Little Grant is a town in Grant County, Wisconsin, United States. The population was 314 at the 2020 census.

==Geography==
According to the United States Census Bureau, the town has a total area of 36.0 square miles (93.3 km^{2}), all land.

==Demographics==
At the 2000 census there were 257 people, 93 households, and 70 families living in the town. The population density was 7.1 people per square mile (2.8/km^{2}). There were 99 housing units at an average density of 2.7 per square mile (1.1/km^{2}). The racial makeup of the town was 99.22% White, 0.39% Native American, and 0.39% from two or more races.
Of the 93 households 39.8% had children under the age of 18 living with them, 69.9% were married couples living together, 3.2% had a female householder with no husband present, and 23.7% were non-families. 16.1% of households were one person and 5.4% were one person aged 65 or older. The average household size was 2.76 and the average family size was 3.15.

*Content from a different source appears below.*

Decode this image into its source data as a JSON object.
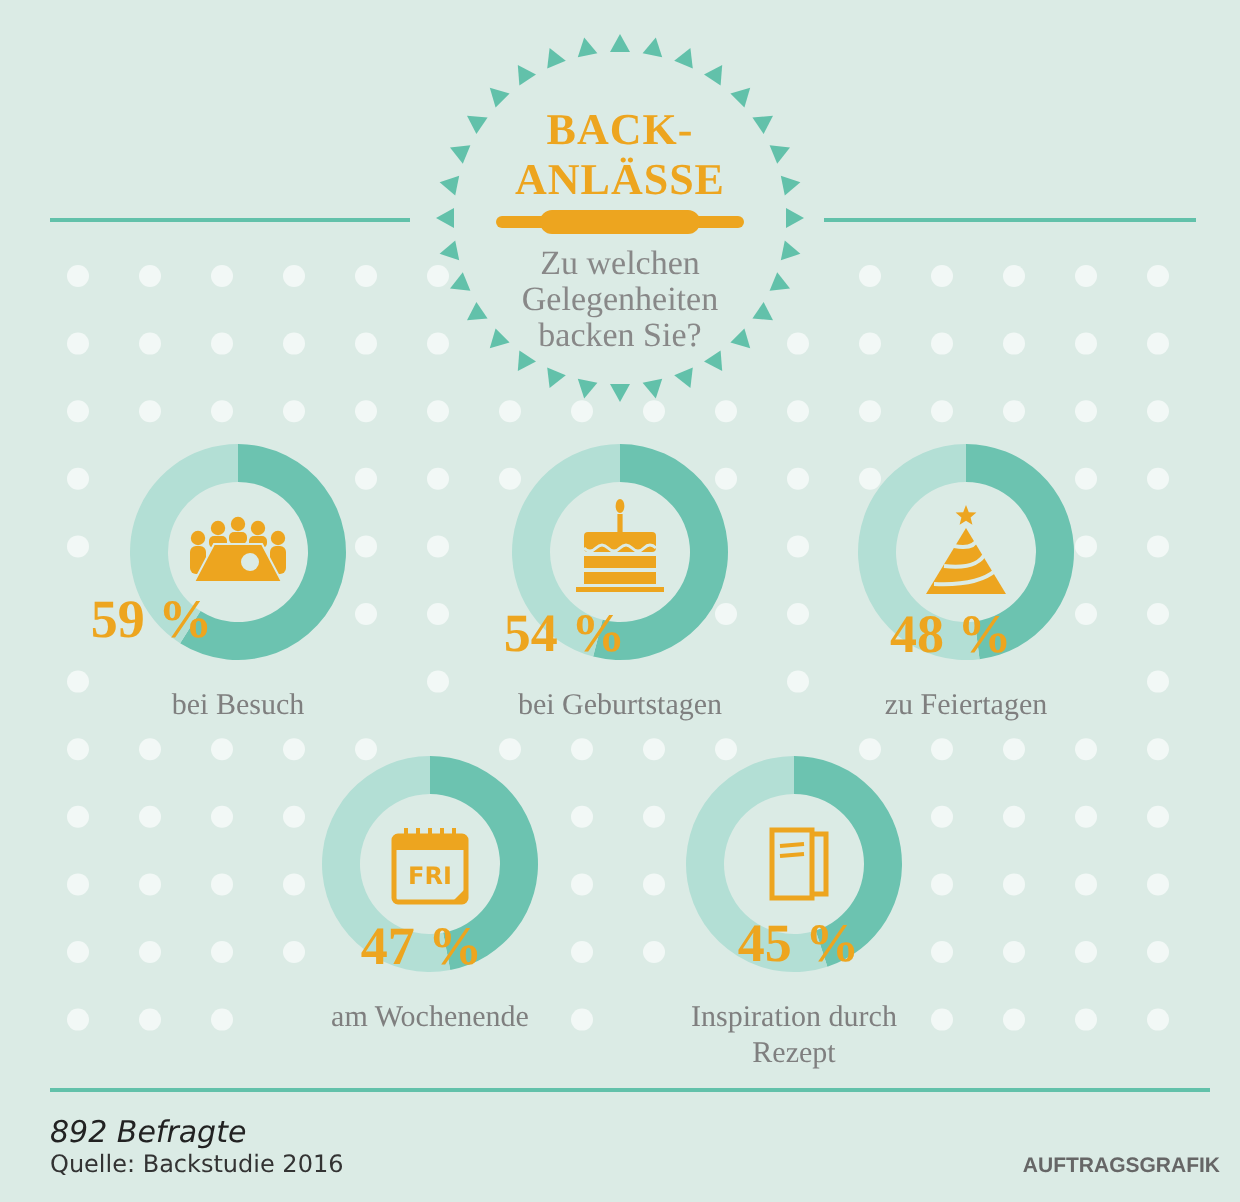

The age distribution was 27.2% under the age of 18, 10.1% from 18 to 24, 30.0% from 25 to 44, 23.3% from 45 to 64, and 9.3% 65 or older. The median age was 36 years. For every 100 females, there were 105.6 males. For every 100 females age 18 and over, there were 105.5 males.

The median household income was $35,833 and the median family income was $40,417. Males had a median income of $24,375 versus $21,806 for females. The per capita income for the town was $16,239. About 9.1% of families and 12.9% of the population were below the poverty line, including 21.2% of those under the age of 18 and none of those 65 or over.